Tech volatility is growing, but Bank of America has tips to help investors.
According to Canaccord Genuity’s Monthly Internet Dashboard, the FANG stocks, Facebook, Amazon, Netflix, and Google are up ~48%, ~29%, ~41%, and ~19%, respectively year-to-date, while the S&P 500 is up ~10%.
Even though these companies are reporting some of the fastest revenue growth rates in the S&P 500, Canaccord’s analysts note that it will be “very tough” for this kind of outperformance to continue.
However, the four strong secular tailwinds (digital advertising, eCommerce, digital video, cloud), driving FANG performance, coupled with the group's "reasonable valuations, freedom to make long-term bets with a surplus of resources, and growth" are all supportive of continued strength in the stocks. Only 17 large-cap stocks are expected to grow revenue faster than 15% next year, a quarter of these are FANG's so large-cap managers have little choice but to include these firms in portfolios if they want to keep up with the market.
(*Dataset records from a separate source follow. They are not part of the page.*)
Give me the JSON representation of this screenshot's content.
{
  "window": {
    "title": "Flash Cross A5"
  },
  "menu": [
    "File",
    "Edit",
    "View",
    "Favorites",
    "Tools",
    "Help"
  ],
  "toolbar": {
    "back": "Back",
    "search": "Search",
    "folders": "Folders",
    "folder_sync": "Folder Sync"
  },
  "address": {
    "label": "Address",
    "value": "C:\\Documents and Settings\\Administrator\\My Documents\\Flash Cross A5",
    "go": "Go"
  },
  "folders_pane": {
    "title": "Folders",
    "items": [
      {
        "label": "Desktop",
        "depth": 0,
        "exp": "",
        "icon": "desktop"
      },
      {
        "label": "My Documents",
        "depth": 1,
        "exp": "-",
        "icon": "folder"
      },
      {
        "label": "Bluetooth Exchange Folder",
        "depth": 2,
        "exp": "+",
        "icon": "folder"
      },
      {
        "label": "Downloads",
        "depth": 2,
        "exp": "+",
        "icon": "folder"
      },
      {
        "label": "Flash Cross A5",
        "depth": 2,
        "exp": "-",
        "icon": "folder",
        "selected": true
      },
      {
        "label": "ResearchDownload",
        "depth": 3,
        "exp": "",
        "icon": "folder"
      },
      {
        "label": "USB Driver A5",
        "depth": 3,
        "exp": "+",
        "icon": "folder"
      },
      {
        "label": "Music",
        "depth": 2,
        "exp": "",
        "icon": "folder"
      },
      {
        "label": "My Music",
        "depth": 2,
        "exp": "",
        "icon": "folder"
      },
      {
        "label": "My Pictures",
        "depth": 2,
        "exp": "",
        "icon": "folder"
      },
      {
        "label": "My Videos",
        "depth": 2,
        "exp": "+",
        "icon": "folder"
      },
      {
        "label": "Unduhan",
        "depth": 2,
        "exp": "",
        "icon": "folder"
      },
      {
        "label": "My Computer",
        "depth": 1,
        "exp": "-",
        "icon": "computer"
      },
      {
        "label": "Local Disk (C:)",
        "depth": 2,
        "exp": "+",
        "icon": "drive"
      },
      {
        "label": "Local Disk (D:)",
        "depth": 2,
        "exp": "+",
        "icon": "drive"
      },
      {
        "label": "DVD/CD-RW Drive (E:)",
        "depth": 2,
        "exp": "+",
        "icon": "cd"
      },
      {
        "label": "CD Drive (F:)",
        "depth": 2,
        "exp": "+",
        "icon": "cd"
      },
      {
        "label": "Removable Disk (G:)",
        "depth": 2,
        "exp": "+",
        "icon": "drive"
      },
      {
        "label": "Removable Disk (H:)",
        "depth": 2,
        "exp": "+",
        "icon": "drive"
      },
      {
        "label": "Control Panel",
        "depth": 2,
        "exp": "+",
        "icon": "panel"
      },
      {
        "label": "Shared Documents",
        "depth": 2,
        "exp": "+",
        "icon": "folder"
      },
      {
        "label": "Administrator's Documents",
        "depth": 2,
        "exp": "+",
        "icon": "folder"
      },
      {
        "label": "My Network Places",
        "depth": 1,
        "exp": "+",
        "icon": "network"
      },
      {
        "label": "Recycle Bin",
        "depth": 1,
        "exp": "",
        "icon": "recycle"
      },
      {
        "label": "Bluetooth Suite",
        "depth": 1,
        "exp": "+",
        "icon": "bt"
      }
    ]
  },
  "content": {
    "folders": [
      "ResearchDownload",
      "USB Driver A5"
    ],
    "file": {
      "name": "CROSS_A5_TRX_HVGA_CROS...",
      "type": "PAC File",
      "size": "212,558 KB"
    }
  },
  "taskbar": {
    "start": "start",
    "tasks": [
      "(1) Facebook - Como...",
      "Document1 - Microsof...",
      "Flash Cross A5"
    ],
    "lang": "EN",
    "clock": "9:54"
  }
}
How To Protect Against Rising Tech Volatility
Owning tech stocks has become harder over the past 12 months. A new report from Bank of America points out that over the past six months alone, the sector has suffered four daily drawdowns exceeding three standard deviations, "the highest number in such a short time span in history."
As a result of these short, sharp drawdowns, tech has generated higher realized volatility vs. the rest of the market. BoA's report notes that this has pushed the relative cost of optionality higher with the ratio of the Nasdaq VIX to the VIX currently standing at 1.3, in the 95th percentile over the past ten years.
With options anything but cheap on Tech relative to the rest of the market, BoA's report recommends that investors should " screen for cheap volatility on select names or find effective strategies to reduce the upfront premium outlay" if they want to buy into the sector and minimize risk.
The report also recommends using options as a way to trade the tech sector and protect against the risk of another sharp sell-off as risks grow. In particular, the report points to rising valuations, crowded positioning, and a "high weighting within the typical momentum factor strategy" as reasons to add downside protection.